Why Hourly Rates Don’t Work

Yes, the title is exactly what I meant to write.

Why hourly rates don’t work.

A potential client writes and says, “I may have some projects coming up and I’m wondering what your hourly rate is?” I respond by telling her my hourly rate. She responds and says, “Well that may be too high for these assignments, but I’ll keep you in mind.” So I write back and add, “perhaps it would be best if I wrote you flat fee estimates, because it’s always better if I’m bidding on the work to be done.”

clock imageThe reason I’m sharing this exchange is because I may charge more per hour than what she was looking for, but I also may work 3 times as fast as someone at a cheaper rate. The only time I ever use hourly rates is on maintenance. All projects are flat fee estimates. This is so both the client and I know exactly what to expect and there are no surprises. Even in the estimate it outlines exactly what is included (designs, rounds, pages, programming, etc.) It also says, if we go beyond this assignment, a new fee for additional work is negotiated.

If I were to charge by the hour and was billing a client based on how much time I spend perfecting things, it would never work in the client’s advantage.

In this particular case we’re discussing service-based business to business projects.

From this point on, I will not respond with my hourly rate, but only ask for the project specifics, so I can write an accurate estimate based on reality. And business owners should be asking for the same.

4 thoughts on “Why Hourly Rates Don’t Work

  1. John Crittenden

    Yes, this is the only way to go. When I do copywriting — http://justtherightwords.com — I only do project quotes. I know I'm only going to be billing for actual intensive, focused work. I'm going to be doing the hand holding and research, if needed, for free, and it's best if I admit it to myself upfront. The client gets one figure, and doesn't have to worry that I'm running up the hours. I get one time frame to shoot for, which helps focus. We're not taxi drivers, or lawyers, so why charge by the minute.

  2. Jackson Lane West

    Great blog Susan!

    I deal in value based, flat design fees.
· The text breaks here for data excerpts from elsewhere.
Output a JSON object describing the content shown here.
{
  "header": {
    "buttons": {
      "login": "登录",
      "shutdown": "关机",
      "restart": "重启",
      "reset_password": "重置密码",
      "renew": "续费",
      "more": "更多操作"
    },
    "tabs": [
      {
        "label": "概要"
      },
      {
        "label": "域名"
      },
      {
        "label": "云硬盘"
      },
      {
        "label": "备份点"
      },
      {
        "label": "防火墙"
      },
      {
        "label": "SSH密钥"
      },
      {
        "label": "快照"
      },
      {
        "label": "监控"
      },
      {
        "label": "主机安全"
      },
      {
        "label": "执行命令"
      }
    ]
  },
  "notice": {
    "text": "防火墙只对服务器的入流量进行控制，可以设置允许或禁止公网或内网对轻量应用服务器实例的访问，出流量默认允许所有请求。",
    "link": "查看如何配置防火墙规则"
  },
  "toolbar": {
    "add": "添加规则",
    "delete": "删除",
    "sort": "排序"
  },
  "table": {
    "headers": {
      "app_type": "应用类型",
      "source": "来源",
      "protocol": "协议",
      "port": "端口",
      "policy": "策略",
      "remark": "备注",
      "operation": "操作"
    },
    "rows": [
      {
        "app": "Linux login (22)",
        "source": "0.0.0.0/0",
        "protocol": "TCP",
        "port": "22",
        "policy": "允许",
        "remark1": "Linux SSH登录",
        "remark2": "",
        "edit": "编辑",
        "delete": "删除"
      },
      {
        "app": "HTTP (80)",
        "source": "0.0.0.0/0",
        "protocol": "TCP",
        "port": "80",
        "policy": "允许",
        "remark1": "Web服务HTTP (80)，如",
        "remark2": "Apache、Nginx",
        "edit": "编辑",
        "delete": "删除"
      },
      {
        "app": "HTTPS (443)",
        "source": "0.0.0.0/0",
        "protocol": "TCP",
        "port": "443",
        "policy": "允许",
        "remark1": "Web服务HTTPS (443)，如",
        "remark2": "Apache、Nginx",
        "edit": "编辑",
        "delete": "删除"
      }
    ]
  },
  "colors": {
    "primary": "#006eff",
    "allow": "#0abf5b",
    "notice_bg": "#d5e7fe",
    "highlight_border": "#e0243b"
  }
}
This saves my client from worrying about going over budget and helps me to predetermine my income. Most people don’t realize how many hours we work that are not billable. I teach this in my http://www.InclinedToDesign.biz training program. I also never disclose my hourly fee to my clients. The “cookie cutter” approach to billing has proven ineffective for me. Clients want to pay for the result not a process.